The new MLX Delegate for ExecuTorch brings GPU-accelerated inference to PyTorch models on Apple Silicon Macs. Previously, ExecuTorch users on macOS were limited to CPU-based backends like XNNPACK or the AOTI Metal backend. The delegate compiles models via the standard ExecuTorch pipeline, partitioning the graph and dispatching operations to MLX's optimized Metal GPU kernels. Early benchmarks show 3-6x higher throughput on generative AI workloads compared to existing ExecuTorch backends. It currently supports around 90 ATen ops covering transformer inference needs, including quantized matmul, multi-head attention, rotary position embeddings, mixture-of-experts routing, and recurrent state-space operations.

The delegate integrates directly with the PyTorch 2 export stack using torch.export for graph capture and TorchAO for quantization, making it compatible with all standard ExecuTorch workflows. Supported models include dense transformers (Llama 3.2, Qwen 3, Phi-4 mini, Gemma 3), sparse Mixture-of-Experts (Qwen 3.5 35B-A3B), and speech-to-text models (Whisper, Voxtral, Parakeet) for both offline and real-time transcription.
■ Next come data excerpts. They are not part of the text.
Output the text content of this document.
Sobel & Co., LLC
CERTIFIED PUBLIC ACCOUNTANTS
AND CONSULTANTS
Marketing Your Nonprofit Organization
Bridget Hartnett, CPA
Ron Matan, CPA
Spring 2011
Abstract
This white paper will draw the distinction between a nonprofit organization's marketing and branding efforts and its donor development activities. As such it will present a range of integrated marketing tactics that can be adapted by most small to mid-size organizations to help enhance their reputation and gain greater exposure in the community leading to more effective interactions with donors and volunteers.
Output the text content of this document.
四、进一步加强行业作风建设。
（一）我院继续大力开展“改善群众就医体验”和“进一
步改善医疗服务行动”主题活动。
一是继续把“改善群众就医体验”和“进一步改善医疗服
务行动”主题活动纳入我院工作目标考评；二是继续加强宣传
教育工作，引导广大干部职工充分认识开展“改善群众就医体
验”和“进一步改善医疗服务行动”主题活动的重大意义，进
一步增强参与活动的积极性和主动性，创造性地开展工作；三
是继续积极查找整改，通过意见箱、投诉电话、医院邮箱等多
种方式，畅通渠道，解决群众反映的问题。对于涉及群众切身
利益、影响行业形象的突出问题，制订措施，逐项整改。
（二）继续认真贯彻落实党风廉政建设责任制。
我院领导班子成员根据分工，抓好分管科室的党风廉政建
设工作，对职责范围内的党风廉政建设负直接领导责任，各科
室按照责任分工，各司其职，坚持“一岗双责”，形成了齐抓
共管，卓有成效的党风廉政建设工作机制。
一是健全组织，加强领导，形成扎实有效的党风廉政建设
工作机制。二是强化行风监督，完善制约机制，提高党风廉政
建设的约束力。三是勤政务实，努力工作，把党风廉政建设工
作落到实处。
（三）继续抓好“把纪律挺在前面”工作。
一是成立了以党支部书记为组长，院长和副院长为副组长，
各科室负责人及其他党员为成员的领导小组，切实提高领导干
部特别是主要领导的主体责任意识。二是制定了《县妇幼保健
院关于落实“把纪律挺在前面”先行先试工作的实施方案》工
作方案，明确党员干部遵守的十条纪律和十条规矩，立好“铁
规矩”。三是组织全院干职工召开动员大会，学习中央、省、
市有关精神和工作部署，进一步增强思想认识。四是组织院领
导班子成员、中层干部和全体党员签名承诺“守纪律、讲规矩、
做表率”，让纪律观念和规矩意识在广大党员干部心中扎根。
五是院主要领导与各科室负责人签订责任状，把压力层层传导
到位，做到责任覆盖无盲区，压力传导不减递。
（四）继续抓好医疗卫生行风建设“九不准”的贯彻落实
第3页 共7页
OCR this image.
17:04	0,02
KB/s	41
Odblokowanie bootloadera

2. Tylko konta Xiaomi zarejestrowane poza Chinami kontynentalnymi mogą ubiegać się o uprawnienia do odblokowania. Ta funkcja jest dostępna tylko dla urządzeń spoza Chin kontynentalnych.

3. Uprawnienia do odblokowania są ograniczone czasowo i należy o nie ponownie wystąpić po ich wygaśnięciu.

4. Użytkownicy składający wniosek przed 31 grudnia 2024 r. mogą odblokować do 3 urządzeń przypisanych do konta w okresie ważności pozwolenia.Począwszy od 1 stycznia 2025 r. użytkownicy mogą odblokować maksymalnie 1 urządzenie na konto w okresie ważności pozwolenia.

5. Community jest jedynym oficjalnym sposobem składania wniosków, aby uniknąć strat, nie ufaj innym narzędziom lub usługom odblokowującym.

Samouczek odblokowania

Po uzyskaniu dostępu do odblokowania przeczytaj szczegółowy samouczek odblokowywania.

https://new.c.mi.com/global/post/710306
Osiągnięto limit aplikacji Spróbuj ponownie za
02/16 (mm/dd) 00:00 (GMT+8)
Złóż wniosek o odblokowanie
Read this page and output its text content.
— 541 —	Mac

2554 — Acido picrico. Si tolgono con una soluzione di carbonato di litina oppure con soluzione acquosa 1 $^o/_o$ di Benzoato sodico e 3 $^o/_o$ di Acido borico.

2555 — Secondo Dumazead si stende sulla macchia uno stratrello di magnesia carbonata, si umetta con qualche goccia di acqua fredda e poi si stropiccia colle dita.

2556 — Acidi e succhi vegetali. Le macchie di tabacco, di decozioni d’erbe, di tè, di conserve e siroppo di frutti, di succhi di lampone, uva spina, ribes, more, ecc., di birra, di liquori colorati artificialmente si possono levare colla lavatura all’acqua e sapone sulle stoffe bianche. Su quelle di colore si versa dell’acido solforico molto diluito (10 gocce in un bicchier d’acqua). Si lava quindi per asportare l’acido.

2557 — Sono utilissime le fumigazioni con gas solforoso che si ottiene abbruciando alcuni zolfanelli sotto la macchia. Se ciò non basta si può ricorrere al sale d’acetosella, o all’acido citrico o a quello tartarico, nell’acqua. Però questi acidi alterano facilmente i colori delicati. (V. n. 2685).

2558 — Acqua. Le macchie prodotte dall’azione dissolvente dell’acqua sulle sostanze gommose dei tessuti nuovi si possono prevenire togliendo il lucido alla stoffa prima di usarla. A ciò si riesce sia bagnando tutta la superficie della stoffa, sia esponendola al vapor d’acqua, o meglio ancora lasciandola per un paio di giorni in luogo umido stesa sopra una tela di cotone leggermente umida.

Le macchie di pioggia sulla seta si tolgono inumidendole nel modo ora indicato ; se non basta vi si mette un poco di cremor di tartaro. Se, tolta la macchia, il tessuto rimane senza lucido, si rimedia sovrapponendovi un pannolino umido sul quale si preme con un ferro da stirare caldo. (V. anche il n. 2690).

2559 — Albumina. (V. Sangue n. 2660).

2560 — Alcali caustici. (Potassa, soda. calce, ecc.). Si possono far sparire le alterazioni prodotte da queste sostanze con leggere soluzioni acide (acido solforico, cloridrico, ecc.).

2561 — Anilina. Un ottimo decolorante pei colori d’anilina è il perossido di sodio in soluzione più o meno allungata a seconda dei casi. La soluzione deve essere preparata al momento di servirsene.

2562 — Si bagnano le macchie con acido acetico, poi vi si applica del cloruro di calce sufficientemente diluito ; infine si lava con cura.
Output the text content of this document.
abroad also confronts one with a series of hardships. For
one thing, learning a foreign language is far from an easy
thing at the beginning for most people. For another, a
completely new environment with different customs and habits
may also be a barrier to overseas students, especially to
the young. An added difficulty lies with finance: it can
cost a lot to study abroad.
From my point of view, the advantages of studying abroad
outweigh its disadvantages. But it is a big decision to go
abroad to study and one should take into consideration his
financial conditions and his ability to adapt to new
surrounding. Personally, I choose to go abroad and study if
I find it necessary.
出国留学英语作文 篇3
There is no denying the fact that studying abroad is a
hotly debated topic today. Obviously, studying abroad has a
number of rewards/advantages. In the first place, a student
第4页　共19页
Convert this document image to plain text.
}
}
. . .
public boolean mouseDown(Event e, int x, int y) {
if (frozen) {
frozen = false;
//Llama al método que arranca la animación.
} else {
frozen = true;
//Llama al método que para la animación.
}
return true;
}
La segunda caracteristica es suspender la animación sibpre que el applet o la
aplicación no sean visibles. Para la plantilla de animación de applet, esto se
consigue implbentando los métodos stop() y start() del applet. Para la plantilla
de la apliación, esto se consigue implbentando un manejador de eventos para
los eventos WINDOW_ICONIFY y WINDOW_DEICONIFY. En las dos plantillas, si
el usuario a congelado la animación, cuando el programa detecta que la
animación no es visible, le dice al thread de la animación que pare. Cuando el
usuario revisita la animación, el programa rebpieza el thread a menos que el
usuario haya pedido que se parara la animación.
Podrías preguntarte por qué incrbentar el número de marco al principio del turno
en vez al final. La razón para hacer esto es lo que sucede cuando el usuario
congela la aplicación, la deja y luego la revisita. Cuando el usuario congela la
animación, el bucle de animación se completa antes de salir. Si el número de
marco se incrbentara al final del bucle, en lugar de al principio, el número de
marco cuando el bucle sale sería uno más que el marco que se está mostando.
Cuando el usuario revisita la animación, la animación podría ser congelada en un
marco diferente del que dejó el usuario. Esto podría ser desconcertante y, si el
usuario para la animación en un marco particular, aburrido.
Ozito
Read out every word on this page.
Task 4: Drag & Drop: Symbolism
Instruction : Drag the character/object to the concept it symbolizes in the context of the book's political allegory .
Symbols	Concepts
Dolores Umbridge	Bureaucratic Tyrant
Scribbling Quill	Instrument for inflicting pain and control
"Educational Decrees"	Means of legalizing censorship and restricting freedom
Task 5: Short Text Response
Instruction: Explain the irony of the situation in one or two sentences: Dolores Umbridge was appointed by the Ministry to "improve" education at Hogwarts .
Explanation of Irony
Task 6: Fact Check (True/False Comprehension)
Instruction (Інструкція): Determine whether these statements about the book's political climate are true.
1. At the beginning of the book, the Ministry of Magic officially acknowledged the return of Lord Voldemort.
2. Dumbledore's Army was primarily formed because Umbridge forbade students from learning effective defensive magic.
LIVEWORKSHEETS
Quantization options span BF16, FP16, FP32, 2/4/8-bit affine, and NVFP4. The delegate is currently experimental and under active development, with APIs subject to change.

Key Points
  • 3-6x throughput improvement over existing ExecuTorch CPU backends on Apple Silicon Macs.
  • Supports ~90 ATen ops including MoE routing, sliding window attention, and state-space operations.
  • Integrates with PyTorch 2 export and TorchAO for multiple quantization formats (BF16, FP16, 2/4/8-bit affine, NVFP4).

Why It Matters

Enables fast, on-device GPU inference for PyTorch models on Macs, critical for local AI apps and privacy.